I may be stating the blindingly obvious here, but it seems as if
Saatchi & Saatchi is going out of its way to whip up complaints about
the poster campaign for Coco De Mer. It's not so much that the sex
shop's ads purport to show the faces of men and women mid-orgasm, it's
rather the details that have been breathlessly allowed to circulate
about Frank Budgen's shoot, with models stimulating themselves and then
clicking the camera shutter at climax time.
Such juicy titbits seem designed to cause maximum stimulation to easily
shocked mid-market journalists and easily excited tabloid ones. They
could also be the final straw pushing the ASA over the edge and scoring
a publicity-generating ban.
All of this is a generally accepted way of extending the reach of your
"erotic" campaign these days - witness The Mirror's front-page coverage
of Kylie's Agent Provocateur ad last week or fcukinkybugger snapping up
free PR without airing. The bar for risque is rising all the time and
with Coco competing for column inches with Ann Summers, Agent
Provocateur, Marks & Spencer and anyone who pops a model into a bra, you
have to go a little bit further to scandalise anybody.
You could even argue that Saatchis' decision to develop two campaign
strands seems insurance against the likely outcome. The orgasm shots are
designed to run parallel with less hardcore executions demonstrating the
amazing similarities between the inside of cabbages, wallpaper edges,
birds' wings and vaginas.
If "orgasm" gets the bullet, then this strand of the campaign will
survive with all the more kudos attached.

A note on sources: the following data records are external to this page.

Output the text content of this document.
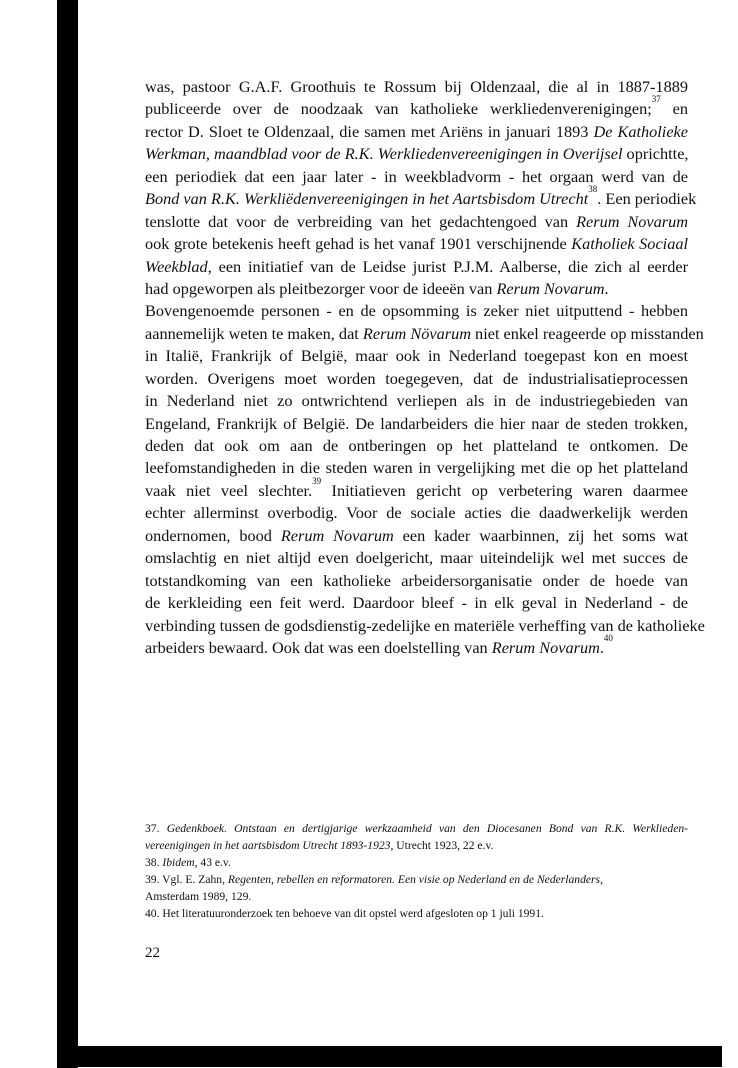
was, pastoor G.A.F. Groothuis te Rossum bij Oldenzaal, die al in 1887-1889
publiceerde over de noodzaak van katholieke werkliedenverenigingen;$^{37}$ en
rector D. Sloet te Oldenzaal, die samen met Ariëns in januari 1893 De Katholieke
Werkman, maandblad voor de R.K. Werkliedenvereenigingen in Overijsel oprichtte,
een periodiek dat een jaar later - in weekbladvorm - het orgaan werd van de
Bond van R.K. Werkliëdenvereenigingen in het Aartsbisdom Utrecht$^{38}$. Een periodiek
tenslotte dat voor de verbreiding van het gedachtengoed van Rerum Novarum
ook grote betekenis heeft gehad is het vanaf 1901 verschijnende Katholiek Sociaal
Weekblad, een initiatief van de Leidse jurist P.J.M. Aalberse, die zich al eerder
had opgeworpen als pleitbezorger voor de ideeën van Rerum Novarum.
Bovengenoemde personen - en de opsomming is zeker niet uitputtend - hebben
aannemelijk weten te maken, dat Rerum Növarum niet enkel reageerde op misstanden
in Italië, Frankrijk of België, maar ook in Nederland toegepast kon en moest
worden. Overigens moet worden toegegeven, dat de industrialisatieprocessen
in Nederland niet zo ontwrichtend verliepen als in de industriegebieden van
Engeland, Frankrijk of België. De landarbeiders die hier naar de steden trokken,
deden dat ook om aan de ontberingen op het platteland te ontkomen. De
leefomstandigheden in die steden waren in vergelijking met die op het platteland
vaak niet veel slechter.$^{39}$ Initiatieven gericht op verbetering waren daarmee
echter allerminst overbodig. Voor de sociale acties die daadwerkelijk werden
ondernomen, bood Rerum Novarum een kader waarbinnen, zij het soms wat
omslachtig en niet altijd even doelgericht, maar uiteindelijk wel met succes de
totstandkoming van een katholieke arbeidersorganisatie onder de hoede van
de kerkleiding een feit werd. Daardoor bleef - in elk geval in Nederland - de
verbinding tussen de godsdienstig-zedelijke en materiële verheffing van de katholieke
arbeiders bewaard. Ook dat was een doelstelling van Rerum Novarum.$^{40}$
37. Gedenkboek. Ontstaan en dertigjarige werkzaamheid van den Diocesanen Bond van R.K. Werklieden-
vereenigingen in het aartsbisdom Utrecht 1893-1923, Utrecht 1923, 22 e.v.
38. Ibidem, 43 e.v.
39. Vgl. E. Zahn, Regenten, rebellen en reformatoren. Een visie op Nederland en de Nederlanders,
Amsterdam 1989, 129.
40. Het literatuuronderzoek ten behoeve van dit opstel werd afgesloten op 1 juli 1991.
22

If you ask me, though, a ban would be a real pity. These ads are
great.
They're attention-grabbing, obviously, but they also offer a real
differentiation from the way sex - and sex shops - tend to be sold these
days.
For a start, these posters are unisex. They're also uni-age and
uni-beauty.
They're not exploiting the young or the naive. They don't encourage
paedophilia or any other deviance.
Finally, and refreshingly, they're not using gender politics as an
excuse to talk about sex - unlike most racy lingerie ads and the
high-street sex shops positioning themselves as an extension of "girl
power". They cut through all the dubious waffle whereby the dildo
becomes the ultimate symbol of female empowerment. Instead, they get
straight to the point.
Sex is tremendous, exciting, extremely amusing and open to men and
women, the ugly, the old and the terminally geeky looking.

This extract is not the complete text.